The promoters will re-invest a significant part of the amount realised from the sale into DLF.
GIC recently invested nearly Rs 2,000 crore in DLF's two upcoming projects in the national capital. In 2011, DLF had sold its stake in IT SEZ at Pune to Blackstone.
"More than 25 global institutional investors have evinced interest in this proposed transaction. We expect to sign term sheet by end of March or mid-April," DLF's Senior Executive Director Finance Saurav Chawla had said last week. DLF is targeting to complete this deal by July.
"With this proposed transaction, DLF will be able to achieve three of its main objectives -- removal of conflict of interest, creation of a rental platform with large financial investors and reducing substantial portion of debt," Chawla had said in October.

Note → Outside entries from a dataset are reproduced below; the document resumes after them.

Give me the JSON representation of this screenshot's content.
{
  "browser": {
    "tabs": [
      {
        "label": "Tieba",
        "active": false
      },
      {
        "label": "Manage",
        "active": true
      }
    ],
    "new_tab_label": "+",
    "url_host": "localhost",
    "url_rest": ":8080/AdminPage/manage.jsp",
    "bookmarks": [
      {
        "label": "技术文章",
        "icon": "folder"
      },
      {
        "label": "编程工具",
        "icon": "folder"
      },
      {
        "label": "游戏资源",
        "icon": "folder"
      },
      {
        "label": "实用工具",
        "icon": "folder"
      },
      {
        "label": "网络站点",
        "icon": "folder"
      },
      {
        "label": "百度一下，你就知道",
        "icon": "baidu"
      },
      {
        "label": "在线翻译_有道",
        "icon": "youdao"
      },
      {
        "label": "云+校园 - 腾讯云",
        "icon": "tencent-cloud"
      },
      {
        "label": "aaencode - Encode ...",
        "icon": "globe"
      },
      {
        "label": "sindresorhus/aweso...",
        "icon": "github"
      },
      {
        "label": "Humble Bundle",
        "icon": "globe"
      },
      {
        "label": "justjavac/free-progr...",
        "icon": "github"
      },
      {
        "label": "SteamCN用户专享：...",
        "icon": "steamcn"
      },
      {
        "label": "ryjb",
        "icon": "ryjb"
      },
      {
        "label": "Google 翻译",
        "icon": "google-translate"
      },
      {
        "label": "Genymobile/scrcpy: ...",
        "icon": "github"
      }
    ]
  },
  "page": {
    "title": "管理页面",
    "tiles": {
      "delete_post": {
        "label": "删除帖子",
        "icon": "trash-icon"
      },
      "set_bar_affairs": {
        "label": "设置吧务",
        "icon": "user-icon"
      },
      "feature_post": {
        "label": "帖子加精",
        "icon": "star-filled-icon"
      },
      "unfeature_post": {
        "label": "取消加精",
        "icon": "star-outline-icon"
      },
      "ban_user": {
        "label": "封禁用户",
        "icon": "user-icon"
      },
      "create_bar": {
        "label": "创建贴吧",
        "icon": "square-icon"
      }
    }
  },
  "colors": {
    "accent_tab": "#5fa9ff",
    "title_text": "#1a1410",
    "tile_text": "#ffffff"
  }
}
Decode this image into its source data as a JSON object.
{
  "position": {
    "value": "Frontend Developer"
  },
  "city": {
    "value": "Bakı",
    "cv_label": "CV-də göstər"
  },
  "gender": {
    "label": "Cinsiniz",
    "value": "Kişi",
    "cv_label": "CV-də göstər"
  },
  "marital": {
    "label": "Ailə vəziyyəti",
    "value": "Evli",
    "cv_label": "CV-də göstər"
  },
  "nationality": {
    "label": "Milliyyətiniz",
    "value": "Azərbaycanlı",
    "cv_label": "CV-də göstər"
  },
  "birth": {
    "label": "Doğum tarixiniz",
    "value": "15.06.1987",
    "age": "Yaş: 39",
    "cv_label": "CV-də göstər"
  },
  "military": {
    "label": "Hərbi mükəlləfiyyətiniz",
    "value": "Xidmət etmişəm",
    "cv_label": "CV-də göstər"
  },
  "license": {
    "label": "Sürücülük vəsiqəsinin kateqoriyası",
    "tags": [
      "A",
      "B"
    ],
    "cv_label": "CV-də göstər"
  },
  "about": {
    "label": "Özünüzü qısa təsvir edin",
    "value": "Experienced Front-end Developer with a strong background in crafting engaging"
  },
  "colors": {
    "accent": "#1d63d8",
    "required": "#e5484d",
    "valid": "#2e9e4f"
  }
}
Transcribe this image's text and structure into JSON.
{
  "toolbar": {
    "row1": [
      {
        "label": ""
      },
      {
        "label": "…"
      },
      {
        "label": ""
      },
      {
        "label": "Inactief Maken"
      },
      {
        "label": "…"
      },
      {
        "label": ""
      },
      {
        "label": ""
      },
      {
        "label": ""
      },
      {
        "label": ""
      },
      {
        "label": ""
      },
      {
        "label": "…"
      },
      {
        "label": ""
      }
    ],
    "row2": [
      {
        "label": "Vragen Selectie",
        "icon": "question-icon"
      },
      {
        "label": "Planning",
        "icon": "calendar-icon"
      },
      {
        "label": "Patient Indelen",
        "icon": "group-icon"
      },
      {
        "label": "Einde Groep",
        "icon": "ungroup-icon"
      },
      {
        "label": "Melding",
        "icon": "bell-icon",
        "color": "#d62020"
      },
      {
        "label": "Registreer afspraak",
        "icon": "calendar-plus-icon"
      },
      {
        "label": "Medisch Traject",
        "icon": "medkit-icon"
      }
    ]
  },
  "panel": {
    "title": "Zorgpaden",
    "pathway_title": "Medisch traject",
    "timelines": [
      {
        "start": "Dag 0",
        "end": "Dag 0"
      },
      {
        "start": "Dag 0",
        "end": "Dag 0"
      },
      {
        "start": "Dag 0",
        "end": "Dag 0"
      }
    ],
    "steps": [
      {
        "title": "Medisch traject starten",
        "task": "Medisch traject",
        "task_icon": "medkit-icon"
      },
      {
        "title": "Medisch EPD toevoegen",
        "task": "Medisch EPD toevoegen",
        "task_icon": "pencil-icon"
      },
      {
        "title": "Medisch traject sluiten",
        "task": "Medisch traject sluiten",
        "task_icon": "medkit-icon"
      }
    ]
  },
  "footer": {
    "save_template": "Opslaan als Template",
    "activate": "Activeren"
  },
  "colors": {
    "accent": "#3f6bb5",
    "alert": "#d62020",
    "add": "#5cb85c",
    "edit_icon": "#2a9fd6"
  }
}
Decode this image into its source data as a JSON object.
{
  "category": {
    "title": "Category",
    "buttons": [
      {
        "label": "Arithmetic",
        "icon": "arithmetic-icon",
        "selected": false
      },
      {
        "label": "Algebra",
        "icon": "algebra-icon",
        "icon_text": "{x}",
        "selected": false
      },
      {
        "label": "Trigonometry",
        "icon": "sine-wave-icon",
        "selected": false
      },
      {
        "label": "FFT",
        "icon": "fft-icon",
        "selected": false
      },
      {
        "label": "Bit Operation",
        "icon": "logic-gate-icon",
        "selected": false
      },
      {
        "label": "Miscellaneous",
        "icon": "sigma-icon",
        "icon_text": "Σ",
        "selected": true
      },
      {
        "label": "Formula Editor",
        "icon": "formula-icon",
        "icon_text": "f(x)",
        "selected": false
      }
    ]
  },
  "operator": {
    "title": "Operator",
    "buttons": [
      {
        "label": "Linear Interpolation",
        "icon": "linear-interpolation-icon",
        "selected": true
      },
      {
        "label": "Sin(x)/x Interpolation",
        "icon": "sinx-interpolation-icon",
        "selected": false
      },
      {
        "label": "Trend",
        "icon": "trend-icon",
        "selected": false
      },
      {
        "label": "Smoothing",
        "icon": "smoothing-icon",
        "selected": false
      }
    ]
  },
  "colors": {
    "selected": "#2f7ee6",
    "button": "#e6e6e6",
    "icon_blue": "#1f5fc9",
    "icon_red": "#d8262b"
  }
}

DLF has a net debt of about Rs 21,400 crore at present. DCCDL's debt is expected to be around Rs 12,000 crore by end of March. The annual rental income of DCCDL is about Rs 2,250 crore, while total expected rental income of the entire group is Rs 2,700 crore in this fiscal.
The company has a land bank of 281 million sq ft, of which 37 million sq ft is under construction.
Last week, DLF reported 24 per cent rise in consolidated net profit at Rs 163.95 crore for the quarter ended December against Rs 131.79 crore in the year-ago period. Total revenue went up by 43 per cent to Rs 2,981 crore in the quarter ended December from Rs 2,080 crore a year-ago.